Mi padre nunca ha sido un futbolero pasional, pero sí le gusta el fútbol. No con el sentimiento del aficionado, pero sí como amante del juego. Sus pasiones entonces eran otras y se escondían entre cuatro paredes llenas de herramientas. Economista de profesión, tenía un pequeño taller donde ocupaba el tiempo libre en construir todo tipo de artefactos con materiales que ya no tenían ningún uso. Transformaba latas de atún y tapones de botella en ceniceros, o botes de tomate frito en estuches caseros para guardar sus preciados cigarrillos blancos. Nada de rubio americano; Ducados de toda la vida. A cada bote le añadía, en el centro y atornillado desde la base, un tubo vacío de Couldina —el conocido medicamento en forma de pastillas efervescentes— y ya tenía dónde guardar el mechero. Así es mi padre. En apenas dos metros por dos tenía espacio más que de sobra para hacer fluir su imaginación cada fin de semana.
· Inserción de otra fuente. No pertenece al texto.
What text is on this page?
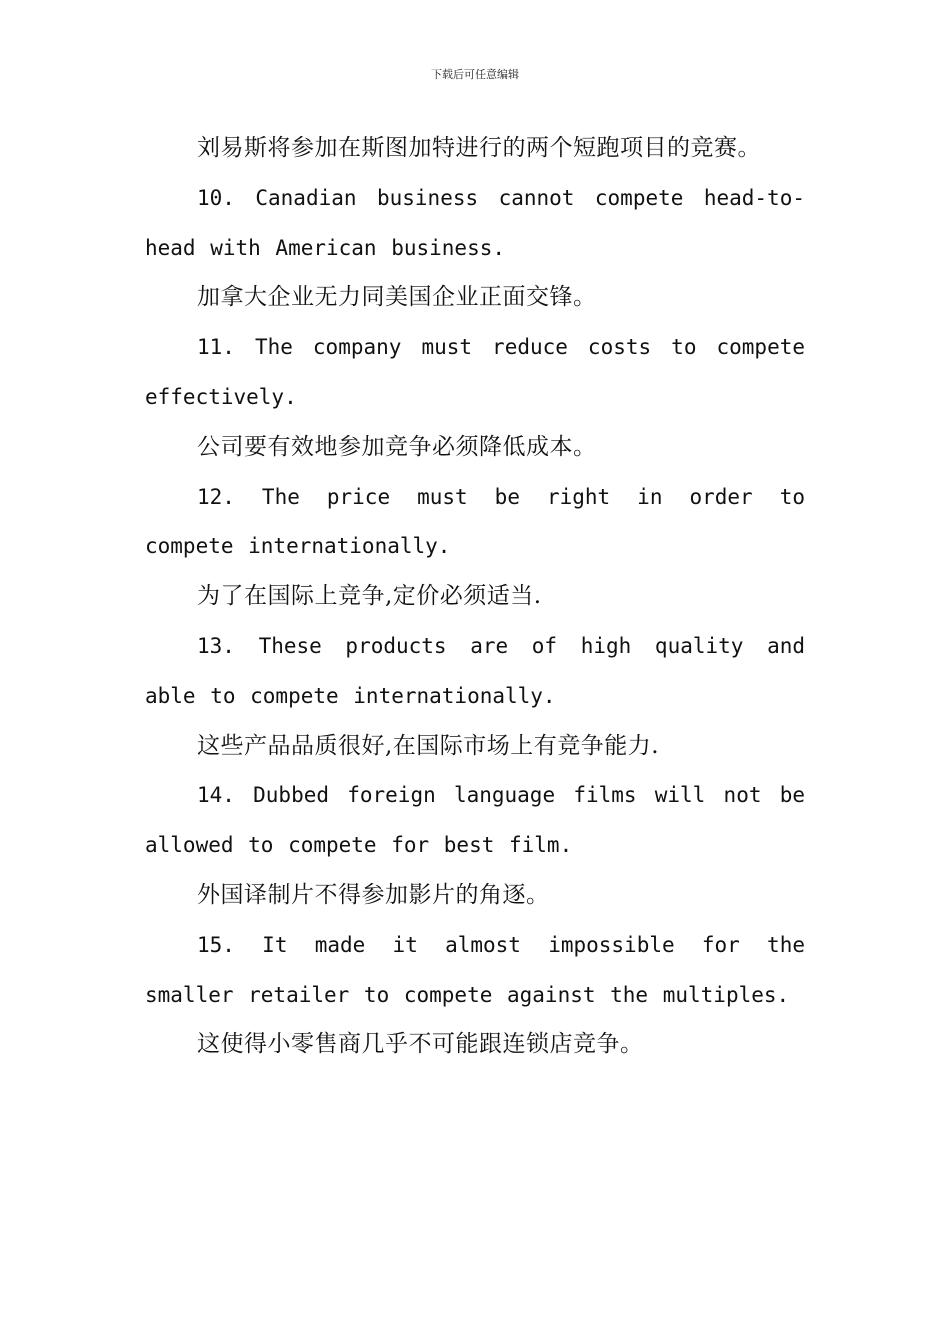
下载后可任意编辑

刘易斯将参加在斯图加特进行的两个短跑项目的竞赛。

10. Canadian business cannot compete head-to-head with American business.

加拿大企业无力同美国企业正面交锋。

11. The company must reduce costs to compete effectively.

公司要有效地参加竞争必须降低成本。

12. The price must be right in order to compete internationally.

为了在国际上竞争,定价必须适当.

13. These products are of high quality and able to compete internationally.

这些产品品质很好,在国际市场上有竞争能力.

14. Dubbed foreign language films will not be allowed to compete for best film.

外国译制片不得参加影片的角逐。

15. It made it almost impossible for the smaller retailer to compete against the multiples.

这使得小零售商几乎不可能跟连锁店竞争。
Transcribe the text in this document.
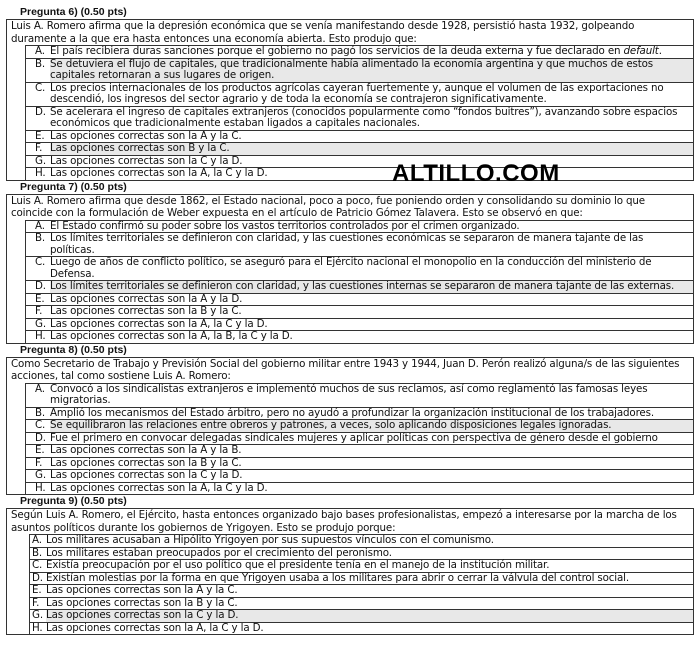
Pregunta 6) (0.50 pts)
Luis A. Romero afirma que la depresión económica que se venía manifestando desde 1928, persistió hasta 1932, golpeando duramente a la que era hasta entonces una economía abierta. Esto produjo que:
A. El país recibiera duras sanciones porque el gobierno no pagó los servicios de la deuda externa y fue declarado en default.
B. Se detuviera el flujo de capitales, que tradicionalmente había alimentado la economía argentina y que muchos de estos capitales retornaran a sus lugares de origen.
C. Los precios internacionales de los productos agrícolas cayeran fuertemente y, aunque el volumen de las exportaciones no descendió, los ingresos del sector agrario y de toda la economía se contrajeron significativamente.
D. Se acelerara el ingreso de capitales extranjeros (conocidos popularmente como “fondos buitres”), avanzando sobre espacios económicos que tradicionalmente estaban ligados a capitales nacionales.
E. Las opciones correctas son la A y la C.
F. Las opciones correctas son B y la C.
G. Las opciones correctas son la C y la D.
H. Las opciones correctas son la A, la C y la D.
Pregunta 7) (0.50 pts)
Luis A. Romero afirma que desde 1862, el Estado nacional, poco a poco, fue poniendo orden y consolidando su dominio lo que coincide con la formulación de Weber expuesta en el artículo de Patricio Gómez Talavera. Esto se observó en que:
A. El Estado confirmó su poder sobre los vastos territorios controlados por el crimen organizado.
B. Los límites territoriales se definieron con claridad, y las cuestiones económicas se separaron de manera tajante de las políticas.
C. Luego de años de conflicto político, se aseguró para el Ejército nacional el monopolio en la conducción del ministerio de Defensa.
D. Los límites territoriales se definieron con claridad, y las cuestiones internas se separaron de manera tajante de las externas.
E. Las opciones correctas son la A y la D.
F. Las opciones correctas son la B y la C.
G. Las opciones correctas son la A, la C y la D.
H. Las opciones correctas son la A, la B, la C y la D.
Pregunta 8) (0.50 pts)
Como Secretario de Trabajo y Previsión Social del gobierno militar entre 1943 y 1944, Juan D. Perón realizó alguna/s de las siguientes acciones, tal como sostiene Luis A. Romero:
A. Convocó a los sindicalistas extranjeros e implementó muchos de sus reclamos, así como reglamentó las famosas leyes migratorias.
B. Amplió los mecanismos del Estado árbitro, pero no ayudó a profundizar la organización institucional de los trabajadores.
C. Se equilibraron las relaciones entre obreros y patrones, a veces, solo aplicando disposiciones legales ignoradas.
D. Fue el primero en convocar delegadas sindicales mujeres y aplicar políticas con perspectiva de género desde el gobierno
E. Las opciones correctas son la A y la B.
F. Las opciones correctas son la B y la C.
G. Las opciones correctas son la C y la D.
H. Las opciones correctas son la A, la C y la D.
Pregunta 9) (0.50 pts)
Según Luis A. Romero, el Ejército, hasta entonces organizado bajo bases profesionalistas, empezó a interesarse por la marcha de los asuntos políticos durante los gobiernos de Yrigoyen. Esto se produjo porque:
A. Los militares acusaban a Hipólito Yrigoyen por sus supuestos vínculos con el comunismo.
B. Los militares estaban preocupados por el crecimiento del peronismo.
C. Existía preocupación por el uso político que el presidente tenía en el manejo de la institución militar.
D. Existían molestias por la forma en que Yrigoyen usaba a los militares para abrir o cerrar la válvula del control social.
E. Las opciones correctas son la A y la C.
F. Las opciones correctas son la B y la C.
G. Las opciones correctas son la C y la D.
H. Las opciones correctas son la A, la C y la D.
ALTILLO.COM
La estancia se completaba con una habitación contigua, que se unía al taller por una estrecha puerta de madera que siempre estaba abierta. Lo que en principio era un vestíbulo sin utilidad, él lo había convertido en una pequeña biblioteca. Primero cubriendo las paredes con planchas verticales de madera, para después cortar, barnizar y atornillar un sinfín de tablas horizontales que creaban el hábitat natural para un millón de libros, su otra gran pasión. Cada estantería tenía su temática. Cada libro tenía su número. El orden era vital en aquella amalgama de títulos y autores. Aquella doble estancia era su paraíso fuera de la rutina.
Yo, apenas un niño que no cumplía años con ambas manos, pasaba horas junto a su pequeño rincón de libertad. Pero no era la lectura lo que me atraía de aquel lugar. Mi libro hacía ruido. Emitía sonidos. Los que salían de un enorme aparato de radio que mi padre tenía en la entrada del taller. Entre frascos y tornillos, y sobre una gruesa estantería blanca, aparecía un imperial radiocasete Panasonic. Era gris, con sus altavoces negros y redondos a los lados, entrada para las cintas de casete en el centro y, dominándolo todo desde las alturas, la pantalla del dial. De punta a punta del aparato, con su línea roja pendiente de que alguien moviera la rueda que le daba vida. Y vivía cada fin de semana.